On the dock, crews changed out one of the ship's four main engines, then rewelded the cutout on the side of the ship through which the engine was transported. On scaffolds, two workers cleaned the propellers, which usually live below sea level, while others painted the ship's bottom.
Inside, more than 21,000 square meters of carpet were replaced, and the 1,000-seat Stardust Theatre was completely redone. Fifteen upholsterers, who create seat covers for the thousands of chairs onboard, lived in what serves as a bar when the ship is in service.

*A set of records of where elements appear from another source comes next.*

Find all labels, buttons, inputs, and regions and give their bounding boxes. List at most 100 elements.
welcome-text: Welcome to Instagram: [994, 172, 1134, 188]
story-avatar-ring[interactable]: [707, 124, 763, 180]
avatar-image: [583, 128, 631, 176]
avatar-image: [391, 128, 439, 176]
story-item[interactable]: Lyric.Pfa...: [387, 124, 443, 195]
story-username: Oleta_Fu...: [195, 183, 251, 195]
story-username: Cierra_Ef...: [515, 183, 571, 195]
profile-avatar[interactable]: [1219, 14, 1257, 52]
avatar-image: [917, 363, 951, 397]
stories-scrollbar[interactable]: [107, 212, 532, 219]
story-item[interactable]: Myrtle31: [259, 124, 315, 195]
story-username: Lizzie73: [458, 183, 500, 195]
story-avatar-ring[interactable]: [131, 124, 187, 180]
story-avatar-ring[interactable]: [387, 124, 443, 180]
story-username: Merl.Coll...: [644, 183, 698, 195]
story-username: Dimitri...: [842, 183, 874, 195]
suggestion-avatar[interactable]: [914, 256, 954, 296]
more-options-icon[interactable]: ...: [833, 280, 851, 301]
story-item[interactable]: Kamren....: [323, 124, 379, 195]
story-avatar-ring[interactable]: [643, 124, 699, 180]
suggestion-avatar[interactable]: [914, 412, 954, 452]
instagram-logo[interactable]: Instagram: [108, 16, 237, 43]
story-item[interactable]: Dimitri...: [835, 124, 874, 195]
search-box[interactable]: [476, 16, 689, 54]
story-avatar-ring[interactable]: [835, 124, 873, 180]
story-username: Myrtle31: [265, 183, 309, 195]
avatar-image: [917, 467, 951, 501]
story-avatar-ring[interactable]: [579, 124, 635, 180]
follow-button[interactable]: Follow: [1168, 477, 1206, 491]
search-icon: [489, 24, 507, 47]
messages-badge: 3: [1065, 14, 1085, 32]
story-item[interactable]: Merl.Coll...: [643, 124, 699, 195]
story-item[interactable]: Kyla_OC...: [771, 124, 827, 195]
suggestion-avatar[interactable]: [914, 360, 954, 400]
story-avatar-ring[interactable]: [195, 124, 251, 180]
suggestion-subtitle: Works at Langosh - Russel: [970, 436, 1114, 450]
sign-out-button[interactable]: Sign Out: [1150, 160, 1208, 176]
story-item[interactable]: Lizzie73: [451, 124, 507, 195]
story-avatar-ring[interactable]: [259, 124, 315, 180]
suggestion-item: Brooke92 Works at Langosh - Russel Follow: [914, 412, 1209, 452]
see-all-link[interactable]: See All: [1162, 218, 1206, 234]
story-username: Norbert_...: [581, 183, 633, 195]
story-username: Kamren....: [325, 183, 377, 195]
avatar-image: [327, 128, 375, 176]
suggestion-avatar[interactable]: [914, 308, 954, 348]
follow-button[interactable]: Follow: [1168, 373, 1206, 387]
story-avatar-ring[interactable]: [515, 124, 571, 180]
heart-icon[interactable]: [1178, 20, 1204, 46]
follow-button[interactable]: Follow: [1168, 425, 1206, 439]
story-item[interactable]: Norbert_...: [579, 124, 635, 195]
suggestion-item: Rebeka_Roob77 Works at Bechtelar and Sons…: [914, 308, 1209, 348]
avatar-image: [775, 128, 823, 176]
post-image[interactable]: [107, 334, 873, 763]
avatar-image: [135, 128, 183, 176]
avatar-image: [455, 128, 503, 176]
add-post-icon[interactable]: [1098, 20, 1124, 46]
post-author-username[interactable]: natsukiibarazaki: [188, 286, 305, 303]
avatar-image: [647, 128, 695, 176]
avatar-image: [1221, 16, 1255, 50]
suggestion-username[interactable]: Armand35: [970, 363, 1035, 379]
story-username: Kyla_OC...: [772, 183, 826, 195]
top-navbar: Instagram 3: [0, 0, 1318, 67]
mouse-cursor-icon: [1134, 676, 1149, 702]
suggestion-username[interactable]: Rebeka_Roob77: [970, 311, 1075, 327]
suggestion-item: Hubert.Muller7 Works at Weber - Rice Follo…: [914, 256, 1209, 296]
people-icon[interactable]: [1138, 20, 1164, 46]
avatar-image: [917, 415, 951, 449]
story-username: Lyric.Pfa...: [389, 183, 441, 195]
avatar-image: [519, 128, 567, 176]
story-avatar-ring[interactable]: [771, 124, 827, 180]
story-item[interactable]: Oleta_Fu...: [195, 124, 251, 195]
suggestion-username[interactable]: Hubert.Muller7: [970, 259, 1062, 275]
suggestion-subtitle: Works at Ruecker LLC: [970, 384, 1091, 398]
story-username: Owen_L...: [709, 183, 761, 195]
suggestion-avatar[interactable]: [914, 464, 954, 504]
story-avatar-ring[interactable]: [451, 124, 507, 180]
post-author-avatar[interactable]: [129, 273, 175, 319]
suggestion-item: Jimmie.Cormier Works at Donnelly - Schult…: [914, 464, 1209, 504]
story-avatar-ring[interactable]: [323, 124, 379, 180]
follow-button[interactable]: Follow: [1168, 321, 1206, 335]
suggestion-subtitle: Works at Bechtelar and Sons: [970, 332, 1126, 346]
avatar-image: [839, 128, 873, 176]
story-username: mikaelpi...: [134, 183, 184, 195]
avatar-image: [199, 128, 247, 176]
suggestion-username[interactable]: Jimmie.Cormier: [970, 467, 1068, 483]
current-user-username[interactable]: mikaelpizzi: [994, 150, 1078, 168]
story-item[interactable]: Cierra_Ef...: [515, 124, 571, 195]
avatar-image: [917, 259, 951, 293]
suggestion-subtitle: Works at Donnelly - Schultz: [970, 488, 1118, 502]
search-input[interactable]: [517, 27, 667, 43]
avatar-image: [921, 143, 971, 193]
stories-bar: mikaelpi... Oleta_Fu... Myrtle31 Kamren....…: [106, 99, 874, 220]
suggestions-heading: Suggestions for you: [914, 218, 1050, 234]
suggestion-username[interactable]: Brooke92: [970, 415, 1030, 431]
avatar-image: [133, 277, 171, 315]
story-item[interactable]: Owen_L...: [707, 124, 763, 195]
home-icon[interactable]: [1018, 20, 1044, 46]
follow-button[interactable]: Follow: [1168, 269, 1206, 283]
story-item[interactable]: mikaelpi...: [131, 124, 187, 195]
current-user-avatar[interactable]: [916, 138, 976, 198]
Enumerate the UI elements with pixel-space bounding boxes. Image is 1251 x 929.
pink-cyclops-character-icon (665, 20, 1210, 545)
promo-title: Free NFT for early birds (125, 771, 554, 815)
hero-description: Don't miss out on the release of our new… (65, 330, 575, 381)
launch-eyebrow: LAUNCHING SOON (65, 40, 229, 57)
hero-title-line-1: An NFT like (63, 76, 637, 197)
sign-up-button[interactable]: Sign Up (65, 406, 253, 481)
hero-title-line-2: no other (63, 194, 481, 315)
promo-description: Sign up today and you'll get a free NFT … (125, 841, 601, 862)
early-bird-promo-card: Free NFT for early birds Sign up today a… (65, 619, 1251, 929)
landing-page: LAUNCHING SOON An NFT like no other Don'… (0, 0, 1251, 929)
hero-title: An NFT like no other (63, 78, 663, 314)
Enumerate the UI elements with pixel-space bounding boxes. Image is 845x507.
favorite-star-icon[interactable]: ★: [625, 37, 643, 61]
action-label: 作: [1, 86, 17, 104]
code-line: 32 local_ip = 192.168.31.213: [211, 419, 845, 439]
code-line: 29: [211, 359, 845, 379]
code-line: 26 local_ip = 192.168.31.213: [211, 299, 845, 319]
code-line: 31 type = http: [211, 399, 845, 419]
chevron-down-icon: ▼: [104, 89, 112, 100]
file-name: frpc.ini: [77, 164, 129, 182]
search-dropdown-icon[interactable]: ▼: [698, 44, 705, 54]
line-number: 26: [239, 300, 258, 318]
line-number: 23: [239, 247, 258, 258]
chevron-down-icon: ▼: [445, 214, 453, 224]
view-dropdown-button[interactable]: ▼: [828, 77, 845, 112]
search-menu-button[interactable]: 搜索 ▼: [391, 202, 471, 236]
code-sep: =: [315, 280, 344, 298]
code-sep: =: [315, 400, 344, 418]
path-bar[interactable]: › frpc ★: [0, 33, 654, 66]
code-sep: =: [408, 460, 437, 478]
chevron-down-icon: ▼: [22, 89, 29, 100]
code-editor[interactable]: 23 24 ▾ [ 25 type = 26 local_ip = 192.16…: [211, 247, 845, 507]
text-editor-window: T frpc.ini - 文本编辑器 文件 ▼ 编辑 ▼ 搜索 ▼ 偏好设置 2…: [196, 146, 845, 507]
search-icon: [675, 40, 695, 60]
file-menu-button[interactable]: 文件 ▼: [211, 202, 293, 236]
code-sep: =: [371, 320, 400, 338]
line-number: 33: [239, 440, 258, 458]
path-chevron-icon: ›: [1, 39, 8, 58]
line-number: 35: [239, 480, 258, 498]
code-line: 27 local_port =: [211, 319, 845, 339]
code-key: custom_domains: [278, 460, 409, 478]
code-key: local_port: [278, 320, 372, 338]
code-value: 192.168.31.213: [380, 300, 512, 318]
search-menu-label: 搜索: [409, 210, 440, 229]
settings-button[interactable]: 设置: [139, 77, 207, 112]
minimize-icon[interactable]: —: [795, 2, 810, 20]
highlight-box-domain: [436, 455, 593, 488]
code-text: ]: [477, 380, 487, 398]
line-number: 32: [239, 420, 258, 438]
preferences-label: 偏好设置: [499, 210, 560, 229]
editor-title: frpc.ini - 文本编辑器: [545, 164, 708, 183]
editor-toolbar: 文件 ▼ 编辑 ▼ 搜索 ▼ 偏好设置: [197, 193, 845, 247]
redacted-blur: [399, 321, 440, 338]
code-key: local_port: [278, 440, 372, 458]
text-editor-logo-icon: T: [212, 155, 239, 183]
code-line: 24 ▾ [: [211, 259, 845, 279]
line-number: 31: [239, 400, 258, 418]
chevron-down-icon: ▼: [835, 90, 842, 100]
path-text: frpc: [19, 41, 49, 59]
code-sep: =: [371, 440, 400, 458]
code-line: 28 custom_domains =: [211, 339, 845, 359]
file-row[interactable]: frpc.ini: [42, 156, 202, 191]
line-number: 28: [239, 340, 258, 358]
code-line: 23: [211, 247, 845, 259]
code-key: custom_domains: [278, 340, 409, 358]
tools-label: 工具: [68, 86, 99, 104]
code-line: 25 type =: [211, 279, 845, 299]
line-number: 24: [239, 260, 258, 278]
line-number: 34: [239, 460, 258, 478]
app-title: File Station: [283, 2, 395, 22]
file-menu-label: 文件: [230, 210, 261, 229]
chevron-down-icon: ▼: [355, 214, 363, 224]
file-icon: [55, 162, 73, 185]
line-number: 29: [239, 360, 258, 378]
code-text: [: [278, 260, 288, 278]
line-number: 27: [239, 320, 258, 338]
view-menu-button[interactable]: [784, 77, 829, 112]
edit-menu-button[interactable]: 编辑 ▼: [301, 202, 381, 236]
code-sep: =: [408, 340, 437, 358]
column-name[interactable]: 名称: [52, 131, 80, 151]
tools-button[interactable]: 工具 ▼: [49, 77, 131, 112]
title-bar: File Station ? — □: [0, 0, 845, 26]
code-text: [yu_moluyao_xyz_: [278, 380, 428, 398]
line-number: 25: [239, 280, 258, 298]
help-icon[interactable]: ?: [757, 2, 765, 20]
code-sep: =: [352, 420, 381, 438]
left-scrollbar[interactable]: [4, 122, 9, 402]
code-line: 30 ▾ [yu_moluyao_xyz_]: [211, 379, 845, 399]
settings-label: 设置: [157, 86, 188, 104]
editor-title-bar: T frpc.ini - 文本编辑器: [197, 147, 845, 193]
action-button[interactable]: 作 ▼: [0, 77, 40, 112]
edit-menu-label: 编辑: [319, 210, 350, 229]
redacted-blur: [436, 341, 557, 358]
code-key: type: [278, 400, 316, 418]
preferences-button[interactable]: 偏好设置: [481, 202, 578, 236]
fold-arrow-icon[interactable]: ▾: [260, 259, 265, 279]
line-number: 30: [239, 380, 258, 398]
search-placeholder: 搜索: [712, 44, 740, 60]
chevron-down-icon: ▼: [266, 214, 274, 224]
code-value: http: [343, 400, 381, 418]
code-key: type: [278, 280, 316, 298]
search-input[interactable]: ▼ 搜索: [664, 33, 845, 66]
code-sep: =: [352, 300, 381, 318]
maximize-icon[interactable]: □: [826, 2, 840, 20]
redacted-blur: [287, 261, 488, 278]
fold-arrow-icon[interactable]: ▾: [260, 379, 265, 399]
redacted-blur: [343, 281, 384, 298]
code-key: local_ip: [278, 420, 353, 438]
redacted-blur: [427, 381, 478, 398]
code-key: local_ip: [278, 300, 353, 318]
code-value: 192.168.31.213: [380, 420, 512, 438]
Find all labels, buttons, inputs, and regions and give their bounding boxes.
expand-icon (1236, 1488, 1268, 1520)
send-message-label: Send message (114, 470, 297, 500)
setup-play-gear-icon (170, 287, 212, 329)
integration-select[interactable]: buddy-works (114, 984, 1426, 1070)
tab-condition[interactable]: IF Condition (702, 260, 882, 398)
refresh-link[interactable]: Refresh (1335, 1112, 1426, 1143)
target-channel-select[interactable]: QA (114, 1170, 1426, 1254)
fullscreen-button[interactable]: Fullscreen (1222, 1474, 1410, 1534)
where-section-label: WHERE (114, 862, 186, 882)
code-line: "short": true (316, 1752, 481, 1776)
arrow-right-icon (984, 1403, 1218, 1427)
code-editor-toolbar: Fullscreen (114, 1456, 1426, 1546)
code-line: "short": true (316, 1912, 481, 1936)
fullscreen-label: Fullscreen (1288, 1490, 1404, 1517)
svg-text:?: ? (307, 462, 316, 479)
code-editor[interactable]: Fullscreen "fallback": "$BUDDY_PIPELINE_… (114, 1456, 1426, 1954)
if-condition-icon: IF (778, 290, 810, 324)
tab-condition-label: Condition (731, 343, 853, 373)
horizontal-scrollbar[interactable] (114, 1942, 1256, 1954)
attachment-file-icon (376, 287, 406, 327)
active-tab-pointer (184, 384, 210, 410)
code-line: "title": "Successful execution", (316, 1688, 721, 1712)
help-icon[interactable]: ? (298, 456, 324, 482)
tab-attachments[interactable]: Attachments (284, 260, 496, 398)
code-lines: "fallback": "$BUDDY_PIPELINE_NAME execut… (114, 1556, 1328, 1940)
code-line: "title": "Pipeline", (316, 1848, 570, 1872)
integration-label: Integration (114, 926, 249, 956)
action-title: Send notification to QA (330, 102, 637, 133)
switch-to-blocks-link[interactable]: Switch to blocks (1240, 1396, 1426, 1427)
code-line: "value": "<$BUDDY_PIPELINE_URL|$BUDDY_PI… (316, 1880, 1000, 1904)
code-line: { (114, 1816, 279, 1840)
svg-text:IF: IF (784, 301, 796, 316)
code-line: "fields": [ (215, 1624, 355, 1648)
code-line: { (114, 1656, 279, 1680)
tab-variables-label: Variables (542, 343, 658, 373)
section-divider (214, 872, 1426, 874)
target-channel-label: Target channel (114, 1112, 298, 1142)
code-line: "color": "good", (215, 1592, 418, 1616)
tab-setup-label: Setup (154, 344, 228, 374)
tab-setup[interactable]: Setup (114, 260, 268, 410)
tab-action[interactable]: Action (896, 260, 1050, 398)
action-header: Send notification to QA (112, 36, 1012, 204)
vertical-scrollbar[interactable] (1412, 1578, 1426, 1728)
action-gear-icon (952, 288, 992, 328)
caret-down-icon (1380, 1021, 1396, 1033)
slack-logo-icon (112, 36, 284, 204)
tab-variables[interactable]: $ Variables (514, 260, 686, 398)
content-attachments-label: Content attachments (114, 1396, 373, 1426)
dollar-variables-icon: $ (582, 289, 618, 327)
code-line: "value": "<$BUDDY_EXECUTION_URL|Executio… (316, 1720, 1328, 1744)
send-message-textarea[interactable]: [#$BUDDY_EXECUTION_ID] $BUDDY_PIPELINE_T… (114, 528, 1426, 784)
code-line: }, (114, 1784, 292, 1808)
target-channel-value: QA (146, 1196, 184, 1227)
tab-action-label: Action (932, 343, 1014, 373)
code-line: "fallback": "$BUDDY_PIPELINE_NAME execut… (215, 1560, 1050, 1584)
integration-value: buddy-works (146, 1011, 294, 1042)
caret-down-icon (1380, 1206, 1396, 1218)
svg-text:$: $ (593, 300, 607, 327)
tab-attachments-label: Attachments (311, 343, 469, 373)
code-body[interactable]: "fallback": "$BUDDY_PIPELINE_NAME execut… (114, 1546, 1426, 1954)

The renovation takes time and money, but to Norwegian Cruise Line, it may translate into future profits.
"A large percentage of our guests are actually repeat customers and, like in a hotel, you want to offer the guests an updated look," Hasenwinkel said. "And little things like carpets or new windows or new fabrics, new furniture - these are all things that are very important and that people realize right away."
Those repeat visitors will also notice that the Spirit has grown to make room for new cabins.
"The video arcade, which we had on Deck 10 portside aft, has now been converted to 11 new cabins - eight of which will be balcony cabins," said Hoyt, standing next to a newly-upgraded Bridge navigational system.
The balcony cabins, according to Hasenwinkel, are the top sellers.
"After the ship is all done, you won't see any difference from the rest of the ship," he said. "It's quite fascinating to add balconies. How they are doing that? I'm amazed myself."
On Nov. 22, 2008, the Norwegian Spirit left dry dock and headed towards its home port of New Orleans, where passengers anxiously awaited its return.
"I think when the passengers come on, the overall impact will be that of a new ship," Hoyt said. "That's what we're shooting for."